Boleyn is both an outsider and insider. She’s a kid in Rylstone, so she’s safe from the plan 12-year-old psychopath Eden (Kate Moyer) has hatched to slaughter every adult in town. (The “why” of all this is saved for the end of the movie, and is groan-worthy when it is revealed.) Boleyn is against the plan. Right until it’s too late, she believes there has to be a peaceful solution to the conflict between the town’s squabbling adults and children. The grown-ups are eager to bulldoze Rylstone’s corn crops for the government subsidies and move to Florida. The bloodthirsty children… don’t want to do that. (Again, the “why” is both elusive and dumb.)

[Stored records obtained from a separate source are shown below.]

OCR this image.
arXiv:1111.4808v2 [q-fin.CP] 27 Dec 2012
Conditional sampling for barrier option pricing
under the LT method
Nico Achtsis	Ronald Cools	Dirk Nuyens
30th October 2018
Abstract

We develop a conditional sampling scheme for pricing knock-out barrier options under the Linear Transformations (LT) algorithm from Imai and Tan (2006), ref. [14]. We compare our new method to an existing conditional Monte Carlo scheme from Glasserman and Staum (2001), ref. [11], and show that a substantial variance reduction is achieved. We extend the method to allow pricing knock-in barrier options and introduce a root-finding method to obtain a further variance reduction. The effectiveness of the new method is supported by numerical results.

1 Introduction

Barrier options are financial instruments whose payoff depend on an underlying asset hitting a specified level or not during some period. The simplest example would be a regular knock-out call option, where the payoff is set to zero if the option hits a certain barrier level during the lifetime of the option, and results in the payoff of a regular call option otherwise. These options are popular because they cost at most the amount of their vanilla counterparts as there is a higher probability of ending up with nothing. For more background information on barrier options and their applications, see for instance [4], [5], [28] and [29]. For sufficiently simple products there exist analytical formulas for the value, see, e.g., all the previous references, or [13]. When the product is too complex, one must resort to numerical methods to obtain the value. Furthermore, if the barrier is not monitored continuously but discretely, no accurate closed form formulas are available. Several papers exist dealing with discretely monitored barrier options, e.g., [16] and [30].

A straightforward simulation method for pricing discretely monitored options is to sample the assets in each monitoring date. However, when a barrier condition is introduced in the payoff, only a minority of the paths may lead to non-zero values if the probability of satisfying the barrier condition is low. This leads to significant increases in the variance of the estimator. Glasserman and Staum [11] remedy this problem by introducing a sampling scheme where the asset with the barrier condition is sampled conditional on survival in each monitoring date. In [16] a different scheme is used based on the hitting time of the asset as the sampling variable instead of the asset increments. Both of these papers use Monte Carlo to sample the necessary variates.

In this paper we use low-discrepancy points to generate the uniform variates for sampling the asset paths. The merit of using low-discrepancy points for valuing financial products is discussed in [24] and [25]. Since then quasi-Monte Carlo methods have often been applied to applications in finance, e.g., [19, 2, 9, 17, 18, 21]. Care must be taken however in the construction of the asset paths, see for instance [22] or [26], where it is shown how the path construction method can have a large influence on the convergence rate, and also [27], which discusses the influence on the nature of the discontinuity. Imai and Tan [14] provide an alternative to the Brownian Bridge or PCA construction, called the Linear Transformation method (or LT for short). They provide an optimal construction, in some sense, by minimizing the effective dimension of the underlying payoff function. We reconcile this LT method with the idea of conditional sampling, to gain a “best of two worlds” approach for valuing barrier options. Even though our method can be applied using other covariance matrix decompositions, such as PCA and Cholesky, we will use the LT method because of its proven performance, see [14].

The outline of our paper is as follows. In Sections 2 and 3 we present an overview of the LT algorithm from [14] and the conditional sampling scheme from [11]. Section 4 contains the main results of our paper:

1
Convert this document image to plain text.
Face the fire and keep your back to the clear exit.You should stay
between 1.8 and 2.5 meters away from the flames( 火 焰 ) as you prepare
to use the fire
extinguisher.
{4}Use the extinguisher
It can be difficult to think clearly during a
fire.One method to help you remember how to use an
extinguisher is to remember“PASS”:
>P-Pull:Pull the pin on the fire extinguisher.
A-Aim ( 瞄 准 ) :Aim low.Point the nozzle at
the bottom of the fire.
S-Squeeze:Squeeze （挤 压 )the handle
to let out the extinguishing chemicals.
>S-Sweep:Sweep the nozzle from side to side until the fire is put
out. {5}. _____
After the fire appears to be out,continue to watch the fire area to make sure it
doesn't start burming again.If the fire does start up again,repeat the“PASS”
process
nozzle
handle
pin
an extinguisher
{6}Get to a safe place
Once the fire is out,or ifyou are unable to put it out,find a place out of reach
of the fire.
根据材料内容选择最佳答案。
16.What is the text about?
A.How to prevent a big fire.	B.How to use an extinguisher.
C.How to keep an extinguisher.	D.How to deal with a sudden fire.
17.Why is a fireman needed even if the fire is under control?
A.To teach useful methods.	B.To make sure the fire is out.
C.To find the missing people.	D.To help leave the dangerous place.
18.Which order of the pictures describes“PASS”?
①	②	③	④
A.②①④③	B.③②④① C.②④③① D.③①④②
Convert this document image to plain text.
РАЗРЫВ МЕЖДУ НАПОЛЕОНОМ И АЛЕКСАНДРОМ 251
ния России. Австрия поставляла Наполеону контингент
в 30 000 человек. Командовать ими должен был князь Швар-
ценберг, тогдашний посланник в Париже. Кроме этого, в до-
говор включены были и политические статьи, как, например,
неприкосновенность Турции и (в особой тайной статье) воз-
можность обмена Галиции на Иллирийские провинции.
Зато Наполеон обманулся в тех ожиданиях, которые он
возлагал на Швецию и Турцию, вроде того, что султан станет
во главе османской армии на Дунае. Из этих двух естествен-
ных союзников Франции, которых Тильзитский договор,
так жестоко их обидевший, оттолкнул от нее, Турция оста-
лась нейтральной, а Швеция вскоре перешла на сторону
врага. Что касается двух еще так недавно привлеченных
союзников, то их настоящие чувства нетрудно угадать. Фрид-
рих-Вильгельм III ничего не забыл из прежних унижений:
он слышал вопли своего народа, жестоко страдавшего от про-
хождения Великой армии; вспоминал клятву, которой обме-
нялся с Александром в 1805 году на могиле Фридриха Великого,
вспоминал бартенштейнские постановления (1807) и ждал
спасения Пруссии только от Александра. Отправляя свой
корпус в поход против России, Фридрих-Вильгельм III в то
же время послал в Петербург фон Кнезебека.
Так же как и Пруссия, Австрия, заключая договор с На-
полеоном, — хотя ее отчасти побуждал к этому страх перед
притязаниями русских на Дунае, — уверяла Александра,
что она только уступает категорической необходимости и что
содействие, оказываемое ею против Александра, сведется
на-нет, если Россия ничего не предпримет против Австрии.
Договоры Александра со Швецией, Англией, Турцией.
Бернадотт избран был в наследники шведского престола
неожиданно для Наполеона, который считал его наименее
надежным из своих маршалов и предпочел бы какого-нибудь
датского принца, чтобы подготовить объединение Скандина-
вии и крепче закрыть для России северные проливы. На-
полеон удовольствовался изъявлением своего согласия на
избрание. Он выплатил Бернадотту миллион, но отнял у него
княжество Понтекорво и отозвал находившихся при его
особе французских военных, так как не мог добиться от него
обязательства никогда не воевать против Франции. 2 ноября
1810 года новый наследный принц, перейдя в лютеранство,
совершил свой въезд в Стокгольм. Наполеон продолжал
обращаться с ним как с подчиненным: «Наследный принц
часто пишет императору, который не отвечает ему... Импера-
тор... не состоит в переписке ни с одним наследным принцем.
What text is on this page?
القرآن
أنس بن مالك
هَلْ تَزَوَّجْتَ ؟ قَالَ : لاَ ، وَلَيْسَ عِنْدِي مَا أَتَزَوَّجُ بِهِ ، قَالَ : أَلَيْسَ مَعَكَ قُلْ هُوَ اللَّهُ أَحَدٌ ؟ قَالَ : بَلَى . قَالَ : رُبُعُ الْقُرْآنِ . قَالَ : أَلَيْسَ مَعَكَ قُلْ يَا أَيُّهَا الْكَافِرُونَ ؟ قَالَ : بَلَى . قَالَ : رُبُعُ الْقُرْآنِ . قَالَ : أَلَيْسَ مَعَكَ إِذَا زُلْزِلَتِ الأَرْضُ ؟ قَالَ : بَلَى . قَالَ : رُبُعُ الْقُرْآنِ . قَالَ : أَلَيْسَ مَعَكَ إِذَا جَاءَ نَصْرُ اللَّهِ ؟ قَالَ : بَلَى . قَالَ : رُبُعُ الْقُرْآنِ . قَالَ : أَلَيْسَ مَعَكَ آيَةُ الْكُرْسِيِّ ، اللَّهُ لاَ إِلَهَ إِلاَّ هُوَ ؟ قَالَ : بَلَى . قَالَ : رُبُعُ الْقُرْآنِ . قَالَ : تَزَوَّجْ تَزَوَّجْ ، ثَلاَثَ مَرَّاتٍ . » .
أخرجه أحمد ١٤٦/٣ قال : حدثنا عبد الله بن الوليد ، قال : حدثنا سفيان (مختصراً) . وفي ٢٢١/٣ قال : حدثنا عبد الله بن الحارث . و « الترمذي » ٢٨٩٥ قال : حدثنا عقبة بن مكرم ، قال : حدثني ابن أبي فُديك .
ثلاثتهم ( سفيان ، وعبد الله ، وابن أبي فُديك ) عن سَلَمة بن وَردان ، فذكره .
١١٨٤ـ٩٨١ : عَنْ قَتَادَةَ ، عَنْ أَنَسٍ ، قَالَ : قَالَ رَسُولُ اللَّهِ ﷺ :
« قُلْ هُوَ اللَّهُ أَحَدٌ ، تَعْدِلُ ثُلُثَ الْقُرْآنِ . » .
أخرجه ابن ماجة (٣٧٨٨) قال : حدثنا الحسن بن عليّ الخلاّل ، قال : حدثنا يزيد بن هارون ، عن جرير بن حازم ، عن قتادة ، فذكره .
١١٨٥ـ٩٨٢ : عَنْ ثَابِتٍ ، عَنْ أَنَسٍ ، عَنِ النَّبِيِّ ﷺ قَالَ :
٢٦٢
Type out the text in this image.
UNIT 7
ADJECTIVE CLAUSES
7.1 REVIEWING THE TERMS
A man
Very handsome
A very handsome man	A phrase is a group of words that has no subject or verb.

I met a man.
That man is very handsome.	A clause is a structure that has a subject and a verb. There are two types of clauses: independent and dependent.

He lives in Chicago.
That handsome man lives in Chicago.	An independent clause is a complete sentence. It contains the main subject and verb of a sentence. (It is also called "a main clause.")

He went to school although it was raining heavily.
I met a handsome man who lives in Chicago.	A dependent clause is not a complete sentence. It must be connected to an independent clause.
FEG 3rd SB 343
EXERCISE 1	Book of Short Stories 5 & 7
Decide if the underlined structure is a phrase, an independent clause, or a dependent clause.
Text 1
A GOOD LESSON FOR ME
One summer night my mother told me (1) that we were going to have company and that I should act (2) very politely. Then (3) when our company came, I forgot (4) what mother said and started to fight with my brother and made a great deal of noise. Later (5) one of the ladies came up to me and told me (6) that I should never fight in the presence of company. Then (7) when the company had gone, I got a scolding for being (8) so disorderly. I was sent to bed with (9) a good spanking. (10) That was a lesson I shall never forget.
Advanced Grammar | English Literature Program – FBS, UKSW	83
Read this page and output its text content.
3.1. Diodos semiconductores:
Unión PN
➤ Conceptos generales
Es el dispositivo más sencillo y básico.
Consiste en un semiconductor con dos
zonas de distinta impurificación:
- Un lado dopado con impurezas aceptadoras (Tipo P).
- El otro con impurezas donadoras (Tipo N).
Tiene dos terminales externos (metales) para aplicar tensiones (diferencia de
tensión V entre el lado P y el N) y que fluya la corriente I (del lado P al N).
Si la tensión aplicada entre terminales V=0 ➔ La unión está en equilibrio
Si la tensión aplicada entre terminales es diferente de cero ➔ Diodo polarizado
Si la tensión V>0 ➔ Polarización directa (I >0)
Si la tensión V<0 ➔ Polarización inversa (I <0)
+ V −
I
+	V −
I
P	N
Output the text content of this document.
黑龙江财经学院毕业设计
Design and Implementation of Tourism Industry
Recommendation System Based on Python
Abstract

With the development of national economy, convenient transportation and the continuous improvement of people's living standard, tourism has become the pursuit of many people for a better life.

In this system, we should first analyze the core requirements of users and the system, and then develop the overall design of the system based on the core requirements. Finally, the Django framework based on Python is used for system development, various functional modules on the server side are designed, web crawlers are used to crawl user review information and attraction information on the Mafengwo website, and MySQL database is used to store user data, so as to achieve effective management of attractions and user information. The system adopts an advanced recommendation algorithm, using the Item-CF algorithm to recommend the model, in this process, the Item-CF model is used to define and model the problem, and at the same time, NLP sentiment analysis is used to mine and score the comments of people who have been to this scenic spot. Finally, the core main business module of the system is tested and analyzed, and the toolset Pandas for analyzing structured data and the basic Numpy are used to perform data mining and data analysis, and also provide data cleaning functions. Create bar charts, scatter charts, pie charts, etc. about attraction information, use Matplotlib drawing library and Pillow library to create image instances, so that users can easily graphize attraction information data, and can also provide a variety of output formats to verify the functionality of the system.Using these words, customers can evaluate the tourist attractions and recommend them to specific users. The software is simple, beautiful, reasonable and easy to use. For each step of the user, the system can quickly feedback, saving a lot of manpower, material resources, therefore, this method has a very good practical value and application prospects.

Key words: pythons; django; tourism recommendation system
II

Kampouris does her best horror-movie emoting as the plot gets thicker, but Wimmer doesn’t know what to do with Boleyn once the narrative is in motion. She spends most of the movie looking terrified, which is a shame. DoingMuch of everything. Robert, her father, is the same.The Winter Soldier, Captain America’s Callan Mulvey), who throws up his hands and declares that he can’t do anything about the destruction of Rylstone, which makes his character irrelevant for the rest of the movie.

A more successful bit of recasting comes in the form of 14-year-old Moyer, who steals the show as the female equivalent of the original movie’s preteen preacher, Isaac. She’s a mini Joker in the chaotic Heath Ledger/Joaquin Phoenix sense of the character, with additional shades of a genocidal dictator and a murderous cult leader. Moyer gives her all as Eden, and her hammy delivery as this evil, conniving villain is a hoot — in fact, it’s the only truly enjoyable thing about this picture.

A single area in which The Corn ChildrenInexplicably, Wimmer decides to stay faithful to the source material. This is evident in its portrayal of He Who Walkers Behind the Rows. The short story briefly describes him as a hybrid green-man-plant with glowing red eyes. Wimmer follows this lead, overburdening the film’s back with inconvincing CGI effects. One scene is a complete rip-offKing Kong as He Who Walks comes crashing out of the corn to snag a woman who’s bound to a cross.) It’s funny how we see it more than necessary.

Pre-teen villain and cult leader Eden (Kate Moyer), a girl in a grubby pink dress with lace at the neck and cuffs, stands outdoors in a cornfield at night and holds up a hand sporting a bright plastic sunflower-shaped ring in the 2023 Children of the Corn

Photo by RLJE Films

If The Corn’s ChildrenIt was a stale hybrid of a monster feature and a movie about killer-kids movies, but it could have been quite entertaining. This remake falls apart because it introduces so many sociopolitical themes to which Wimmer does not follow through, raising the question as to whether Wimmer stumbled upon them accidentally. In an age where Gen Z’s climate activism is making waves, it is very relevant to see parents and children clash over environmental stewardship. The movie makes a connection but then loses it. Eden and her supporters rationalize their behaviour step-by-step, in a manner that mirrors how fascists can be made out of ordinary people. Wimmer isn’t interested in that theme either.

It’s frustrating, and attributing these mistakes to incompetence rather than apathy doesn’t make The Corn ChildrenThis movie is even better to enjoy. Watching what potential the movie does have set itself on fire and run out into a dry cornfield by its midway point is strangely underwhelming: There’s a lot of screaming and blood, and kids giggling while clutching rusty farm equipment, but none of it leads to anything. Nary a thought is provoked, and nary an emotion is raised — least of all fear. “Nothing ever dies in the corn,” one kid explains to another before going on a killing spree in the opening scene. Maybe it’s time for this franchise to change that.

The Corn Children It will premiere in cinemas March 3. AmazonAnd VuduApril 21.